So I'm perplexed as to how this works. Given:
所以我很困惑这是如何工作的。鉴于:
template <typename T>
int foo(T t) { t.foo(); }
It seems like this call should fail:
看起来这个调用应该失败:
decltype(foo(int{ 13 })) fail = 42;
cout << fail << endl;
Instead it just prints:
相反它只是打印:
42
It works this way on all the compilers I have access to. Is this correct behavior? I request a quote from the C++ Standard.
它以我可访问的所有编译器的方式工作。这是正确的行为吗?我要求C ++标准引用。
2 个解决方案
#1
17
In [dcl.spec] :
在[dcl.spec]中:
For an expression e, the type denoted by decltype(e) is defined as follows:
对于表达式e,由decltype(e)表示的类型定义如下:
if e is an unparenthesized id-expression naming an lvalue or reference introduced from the identifier-list of a decomposition declaration, decltype(e) is the referenced type as given in the specification of the decomposition declaration ([dcl.decomp]);
如果e是未标记的id-expression,命名从分解声明的identifier-list引入的左值或引用,则decltype(e)是在分解声明的规范([dcl.decomp])中给出的引用类型;
otherwise, if e is an unparenthesized id-expression or an unparenthesized class member access ([expr.ref]), decltype(e) is the type of the entity named by e. If there is no such entity, or if e names a set of overloaded functions, the program is ill-formed;
否则,如果e是未表示的id-expression或未表示隐式的类成员访问([expr.ref]),则decltype(e)是由e命名的实体的类型。
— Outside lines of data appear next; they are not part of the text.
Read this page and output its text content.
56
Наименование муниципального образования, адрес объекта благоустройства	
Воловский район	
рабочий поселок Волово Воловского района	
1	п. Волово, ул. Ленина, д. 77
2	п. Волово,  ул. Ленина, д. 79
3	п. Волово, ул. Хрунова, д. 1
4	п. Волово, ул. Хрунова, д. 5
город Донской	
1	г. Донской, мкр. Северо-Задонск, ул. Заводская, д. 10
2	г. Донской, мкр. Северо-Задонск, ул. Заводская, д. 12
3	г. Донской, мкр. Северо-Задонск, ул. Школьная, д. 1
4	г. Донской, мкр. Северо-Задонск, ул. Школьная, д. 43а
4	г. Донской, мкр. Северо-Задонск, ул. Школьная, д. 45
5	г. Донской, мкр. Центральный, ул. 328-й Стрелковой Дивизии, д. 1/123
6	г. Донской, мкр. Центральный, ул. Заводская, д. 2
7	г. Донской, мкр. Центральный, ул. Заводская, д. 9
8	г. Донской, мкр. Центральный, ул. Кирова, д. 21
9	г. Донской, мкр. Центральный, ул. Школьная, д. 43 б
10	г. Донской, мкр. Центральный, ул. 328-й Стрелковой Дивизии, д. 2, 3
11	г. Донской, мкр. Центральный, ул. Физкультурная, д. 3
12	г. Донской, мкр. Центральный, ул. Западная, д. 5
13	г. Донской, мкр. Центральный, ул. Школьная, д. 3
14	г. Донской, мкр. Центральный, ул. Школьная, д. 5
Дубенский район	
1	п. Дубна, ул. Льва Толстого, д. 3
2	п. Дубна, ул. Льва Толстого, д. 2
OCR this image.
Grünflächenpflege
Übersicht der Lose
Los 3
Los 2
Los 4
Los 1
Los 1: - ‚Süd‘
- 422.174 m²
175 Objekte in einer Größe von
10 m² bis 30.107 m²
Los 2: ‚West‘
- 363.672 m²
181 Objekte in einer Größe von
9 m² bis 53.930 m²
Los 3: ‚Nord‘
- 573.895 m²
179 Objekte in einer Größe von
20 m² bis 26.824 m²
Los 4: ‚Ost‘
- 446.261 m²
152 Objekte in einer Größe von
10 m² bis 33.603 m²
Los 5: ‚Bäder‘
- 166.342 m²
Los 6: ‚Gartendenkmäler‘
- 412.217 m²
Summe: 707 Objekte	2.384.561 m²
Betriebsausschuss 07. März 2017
如果没有这样的实体,或者如果e命名一组重载函数,则该程序是不正确的;
otherwise, if e is an xvalue, decltype(e) is T&&, where T is the type of e;
否则,如果e是x值,则decltype(e)是T &&,其中T是e的类型;
otherwise, if e is an lvalue, decltype(e) is T&, where T is the type of e;
否则,如果e是左值,则decltype(e)是T&,其中T是e的类型;
otherwise, decltype(e) is the type of e.
否则,decltype(e)是e的类型。
The operand of the decltype specifier is an unevaluated operand (Clause [expr]).
decltype说明符的操作数是未评估的操作数(Clause [expr])。
(Emphasis mine)
So your foo(int{ 13 }) is never evaluated.
所以永远不会评估你的foo(int {13})。
#2
5
Expressions in decltype are defined by the standard to not be evaluated, they are only parsed to get the type of the expression.
decltype中的表达式由标准定义为不被评估,它们仅被解析以获得表达式的类型。
#1
17
In [dcl.spec] :
在[dcl.spec]中:
For an expression e, the type denoted by decltype(e) is defined as follows:
对于表达式e,由decltype(e)表示的类型定义如下:
if e is an unparenthesized id-expression naming an lvalue or reference introduced from the identifier-list of a decomposition declaration, decltype(e) is the referenced type as given in the specification of the decomposition declaration ([dcl.decomp]);
如果e是未标记的id-expression,命名从分解声明的identifier-list引入的左值或引用,则decltype(e)是在分解声明的规范([dcl.decomp])中给出的引用类型;
otherwise, if e is an unparenthesized id-expression or an unparenthesized class member access ([expr.ref]), decltype(e) is the type of the entity named by e. If there is no such entity, or if e names a set of overloaded functions, the program is ill-formed;
否则,如果e是未表示的id-expression或未表示隐式的类成员访问([expr.ref]),则decltype(e)是由e命名的实体的类型。如果没有这样的实体,或者如果e命名一组重载函数,则该程序是不正确的;
otherwise, if e is an xvalue, decltype(e) is T&&, where T is the type of e;
否则,如果e是x值,则decltype(e)是T &&,其中T是e的类型;
otherwise, if e is an lvalue, decltype(e) is T&, where T is the type of e;
否则,如果e是左值,则decltype(e)是T&,其中T是e的类型;
otherwise, decltype(e) is the type of e.
否则,decltype(e)是e的类型。
The operand of the decltype specifier is an unevaluated operand (Clause [expr]).
decltype说明符的操作数是未评估的操作数(Clause [expr])。
(Emphasis mine)
So your foo(int{ 13 }) is never evaluated.
所以永远不会评估你的foo(int {13})。
#2
5
Expressions in decltype are defined by the standard to not be evaluated, they are only parsed to get the type of the expression.
decltype中的表达式由标准定义为不被评估,它们仅被解析以获得表达式的类型。